4. Processes — Preventing Silos

  • What’s customer-centered: Universality, collaboration and customer well-being built-in and audited regularly among all types of processes company-wide.
  • Why it matters: Re-work, delays, scrap and morale costs for the company and for customers stem from processes out of sync with customer well-being.

5. Policies — Empowering Growth

  • What’s customer-centered: Internal and external rules audited regularly for customer well-being in simplifying access and use of your offerings.
  • Why it matters: Customers migrate to the path of least resistance; creating hassles for customers causes unnecessary costs and churn risks.

6. Motives — Driving Win-Win Attitudes

  • What’s customer-centered: Rewarding prevention of hassles and creation of mutual value, both formally and informally, as top success criteria.
  • Why it matters: Criteria for promotions, raises, hiring, bonuses, budget expansion and recognition drive behavior even more than goals and values.

7. Engagement — Collaborating for Results

  • What’s customer-centered: Cross-functional teamwork in preventing recurrence of customers’ hassles and in creating mutual value.
  • Why it matters: Having a hand in making the company popular is a higher purpose that unifies employees and propels their productivity and tenure.
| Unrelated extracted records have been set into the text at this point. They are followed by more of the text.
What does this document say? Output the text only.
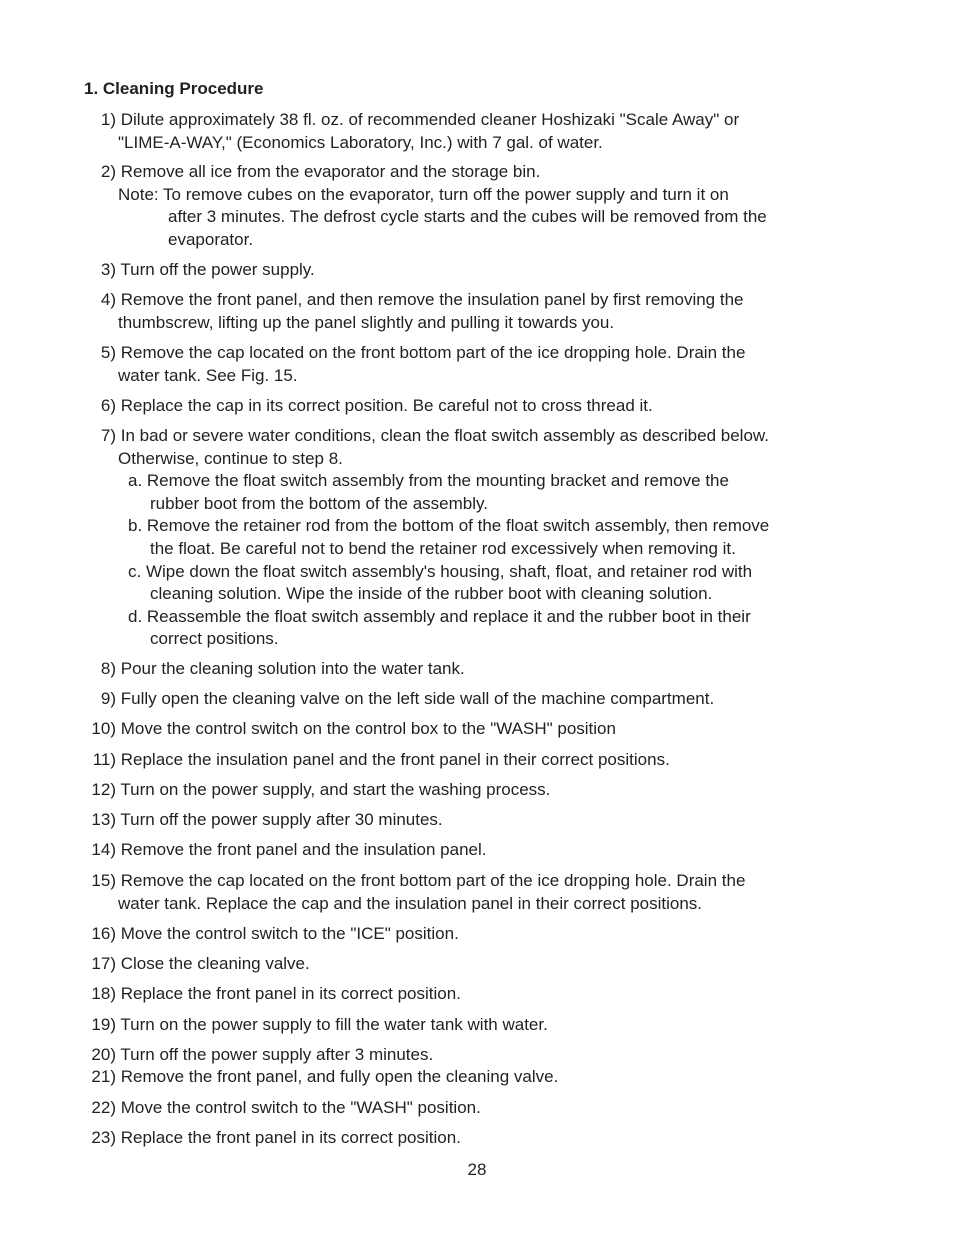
1. Cleaning Procedure
1) Dilute approximately 38 fl. oz. of recommended cleaner Hoshizaki "Scale Away" or
"LIME-A-WAY," (Economics Laboratory, Inc.) with 7 gal. of water.
2) Remove all ice from the evaporator and the storage bin.
Note: To remove cubes on the evaporator, turn off the power supply and turn it on
after 3 minutes. The defrost cycle starts and the cubes will be removed from the
evaporator.
3) Turn off the power supply.
4) Remove the front panel, and then remove the insulation panel by first removing the
thumbscrew, lifting up the panel slightly and pulling it towards you.
5) Remove the cap located on the front bottom part of the ice dropping hole. Drain the
water tank. See Fig. 15.
6) Replace the cap in its correct position. Be careful not to cross thread it.
7) In bad or severe water conditions, clean the float switch assembly as described below.
Otherwise, continue to step 8.
a. Remove the float switch assembly from the mounting bracket and remove the
rubber boot from the bottom of the assembly.
b. Remove the retainer rod from the bottom of the float switch assembly, then remove
the float. Be careful not to bend the retainer rod excessively when removing it.
c. Wipe down the float switch assembly's housing, shaft, float, and retainer rod with
cleaning solution. Wipe the inside of the rubber boot with cleaning solution.
d. Reassemble the float switch assembly and replace it and the rubber boot in their
correct positions.
8) Pour the cleaning solution into the water tank.
9) Fully open the cleaning valve on the left side wall of the machine compartment.
10) Move the control switch on the control box to the "WASH" position
11) Replace the insulation panel and the front panel in their correct positions.
12) Turn on the power supply, and start the washing process.
13) Turn off the power supply after 30 minutes.
14) Remove the front panel and the insulation panel.
15) Remove the cap located on the front bottom part of the ice dropping hole. Drain the
water tank. Replace the cap and the insulation panel in their correct positions.
16) Move the control switch to the "ICE" position.
17) Close the cleaning valve.
18) Replace the front panel in its correct position.
19) Turn on the power supply to fill the water tank with water.
20) Turn off the power supply after 3 minutes.
21) Remove the front panel, and fully open the cleaning valve.
22) Move the control switch to the "WASH" position.
23) Replace the front panel in its correct position.
28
8. Improvement — Preventing Issue Recurrence

  • What’s customer-centered: Identifying and resolving patterns and root causes of value diminishers for the entire customer base’s well-being.
  • Why it matters: Chronic issues drain your company’s and customers’ precious funds, resources and morale, with numerous negative ripple effects.

9. Innovation — Creating Mutual Value

  • What’s customer-centered: Empowering customers to achieve their goals with greater satisfaction in a win-win approach.
  • Why it matters: Value creation is the surest path to differentiation and ongoing growth.
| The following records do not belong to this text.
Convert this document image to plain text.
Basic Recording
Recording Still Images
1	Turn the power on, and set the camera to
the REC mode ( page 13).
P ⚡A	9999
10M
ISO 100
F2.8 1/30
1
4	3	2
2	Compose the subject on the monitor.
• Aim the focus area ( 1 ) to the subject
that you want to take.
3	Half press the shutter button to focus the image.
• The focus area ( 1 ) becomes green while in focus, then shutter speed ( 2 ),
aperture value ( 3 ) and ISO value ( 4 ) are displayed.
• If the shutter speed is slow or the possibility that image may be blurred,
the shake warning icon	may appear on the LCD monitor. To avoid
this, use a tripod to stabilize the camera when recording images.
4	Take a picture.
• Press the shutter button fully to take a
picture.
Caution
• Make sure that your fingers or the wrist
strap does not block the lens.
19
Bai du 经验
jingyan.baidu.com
10. Momentum — Embedding Within Your DNA

Centering your business on customers means nothing is done in a vacuum: customers’ realities are the context for everything everyone does. Customer-centered business means your rituals and decision-making honor customers’ realities and needs as the pathway to meeting the needs of every stakeholder: employees, investors, partners, community, etc. This puts the horse before the cart. Feed the hand that feeds you and you will be fed.

Image purchased under license with Shutterstock.

Lynn Hunsaker

Lynn Hunsaker is 1 of 5 CustomerThink Hall of Fame authors. She built CX maturity via customer experience, strategic planning, quality, and marketing roles at Applied Materials and Sonoco. She was a CXPA board member and SVAMA president, taught 25 college courses, and authored 6 CXM studies and many CXM handbooks and courses. Her specialties are B2B, silos, customer-centric business and marketing, engaging C-Suite and non-customer-facing groups in CX, leading indicators, ROI, maturity. CX leaders in 50+ countries benefit from her self-paced e-consulting: Masterminds, Value Exchange, and more.

4 COMMENTS

  1. A lot of businesses use tired jargon to define their customer relationships and their approach to managing customer experiences. Having a plan in place and a structure to amplify positive experiences while providing an enviroment for dissatisfied customers a foroum to express their issues. The ultimate goal is not marketing but providing a customer experience that is truely centered on the customer. Looking forward to the next installment.
    Thanks.

  2. Thanks for your thoughts, Ryan. Differentiating a business through customer experience management absolutely requires more than jargon, and even requires more than the typical CXM programs in place today.

    I like your statement that the “ultimate goal is not marketing, but providing a customer experience that is truly centered on the customer”. That’s only possible by thoroughly weaving customer-centered thinking and doing throughout everything the company does.

    Stay tuned . . . my column is usually published the first Thursday each month.

  3. Thanks for your comment, Paula — it’s more work to keep it simple and straightforward, but much more enjoyable for all. Each month I’ll lay out the playbook for making each of these 10 keys come to life in any type of business or organization.